Depuis quelque temps, l’adjectif « participatif » permet de qualifier un certain nombre d’évènements notamment des repas, des apéros, des buffets… Autrefois, dans le milieu associatif ou personnel, on disait simplement d’apporter quelque chose, ce que chacun faisait toujours très volontiers sans qu’il soit besoin de le demander d’ailleurs. Dans les grandes fêtes, familiales ou amicales, il est de coutume d’apporter une bouteille, un gâteau… Désormais, ce sont des collectivités publiques qui invitent au « participatif ». Cela a commencé avec une nouvelle vision de la démocratie locale (jardinage participatif, nettoyage des rues participatif, budget participatif…) et cela s’est propagé dans beaucoup de secteurs avec des « ateliers » dont il est souvent difficile de cerner le contenu, et maintenant dans les apéros, les buffets et les repas.
Il est vrai que dans un petit village avec un budget municipal réduit on peut comprendre que l’inauguration d’un équipement qui a déjà coûté cher aux finances locales puisse faire l’objet d’une sollicitation des citoyen·nes afin que la cérémonie ne grève pas un peu plus le budget de la collectivité. C’est d’ailleurs dans une toute petite commune que j’ai été invitée récemment à l’occasion d’une inauguration à apporter quelque chose pour un buffet participatif, en l’espèce le 14e arrondissement de Paris, ville olympique, 136 000 habitants. Le quartier concerné fait partie d’un périmètre politique de la Ville ce qui invite à penser spontanément que les habitants ont tout à fait les moyens de participer à ce buffet plutôt que de concentrer leurs maigres ressources à leur maisonnée. Quant à ce qui est généralement jeté à l’issue de ces buffets… passons.

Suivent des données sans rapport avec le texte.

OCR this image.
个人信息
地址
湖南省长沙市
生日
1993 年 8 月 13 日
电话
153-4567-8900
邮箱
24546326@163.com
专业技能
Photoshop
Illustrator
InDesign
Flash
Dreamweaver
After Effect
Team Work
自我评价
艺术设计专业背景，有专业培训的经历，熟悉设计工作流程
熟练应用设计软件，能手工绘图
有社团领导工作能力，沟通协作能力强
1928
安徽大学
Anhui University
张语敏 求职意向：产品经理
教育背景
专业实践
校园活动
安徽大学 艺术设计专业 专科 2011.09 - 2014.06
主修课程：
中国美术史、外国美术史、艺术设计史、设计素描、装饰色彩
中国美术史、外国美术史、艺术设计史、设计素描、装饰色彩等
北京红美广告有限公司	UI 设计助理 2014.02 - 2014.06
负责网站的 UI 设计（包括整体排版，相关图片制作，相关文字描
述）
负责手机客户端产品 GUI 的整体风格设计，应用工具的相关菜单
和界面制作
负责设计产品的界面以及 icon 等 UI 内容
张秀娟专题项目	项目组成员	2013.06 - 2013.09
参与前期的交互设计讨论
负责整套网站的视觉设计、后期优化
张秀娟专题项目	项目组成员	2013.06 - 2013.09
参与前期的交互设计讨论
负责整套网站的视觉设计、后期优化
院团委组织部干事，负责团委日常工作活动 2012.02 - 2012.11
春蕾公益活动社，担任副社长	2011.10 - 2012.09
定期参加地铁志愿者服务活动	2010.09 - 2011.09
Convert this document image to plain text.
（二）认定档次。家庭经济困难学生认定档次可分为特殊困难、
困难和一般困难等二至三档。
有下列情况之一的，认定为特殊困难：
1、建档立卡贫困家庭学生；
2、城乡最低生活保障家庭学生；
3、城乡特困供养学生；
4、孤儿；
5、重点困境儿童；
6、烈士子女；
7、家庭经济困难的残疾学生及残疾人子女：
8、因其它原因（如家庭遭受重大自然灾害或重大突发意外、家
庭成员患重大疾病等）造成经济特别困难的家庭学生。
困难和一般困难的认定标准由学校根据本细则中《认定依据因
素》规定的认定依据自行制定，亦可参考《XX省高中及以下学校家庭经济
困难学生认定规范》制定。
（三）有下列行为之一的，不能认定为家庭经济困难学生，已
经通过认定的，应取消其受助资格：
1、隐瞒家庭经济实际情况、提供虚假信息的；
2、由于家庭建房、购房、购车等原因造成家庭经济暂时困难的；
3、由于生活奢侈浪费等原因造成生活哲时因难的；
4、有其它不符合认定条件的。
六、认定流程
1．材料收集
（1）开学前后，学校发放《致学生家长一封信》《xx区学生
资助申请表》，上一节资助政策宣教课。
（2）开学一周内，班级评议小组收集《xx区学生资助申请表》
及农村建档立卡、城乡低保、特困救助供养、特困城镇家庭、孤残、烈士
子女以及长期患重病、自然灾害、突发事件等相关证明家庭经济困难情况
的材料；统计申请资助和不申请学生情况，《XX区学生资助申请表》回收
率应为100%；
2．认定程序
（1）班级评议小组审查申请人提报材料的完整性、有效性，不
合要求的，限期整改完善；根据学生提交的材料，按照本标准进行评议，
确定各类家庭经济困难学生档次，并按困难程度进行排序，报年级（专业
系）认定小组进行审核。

C’est sans doute dans ce sacrifice que cette participation prend sa force politique. À ma connaissance, personne dans le quartier n’a demandé la rénovation de ce square. Elle a eu lieu et le résultat est très satisfaisant même si les trafics, dégradations et agressions ont repris dès sa réouverture. L’objectif était d’en faire un lieu d’échange plus que de passage ; la nouvelle configuration peut laisser espérer que ce soit le cas en dépit de traditions locales en matière d’échange qui ne sont pas dans les objectifs de la Ville (du moins, je crois). Si les habitants offrent un repas aux représentants de la ville et aux élus à l’occasion de cette inauguration, ne vont-ils pas symboliquement signifier leur attachement à ce projet jardinier éminemment politique, permettant ainsi à l’équipe municipale de tenter la participation à peu de frais (de bouche) ?
L’avenir nous le dira. En attendant, nous sommes un certain nombre à considérer que la mairie du 14e se moque un peu de nous ; ce n’est pas si grave, nous en avons l’habitude.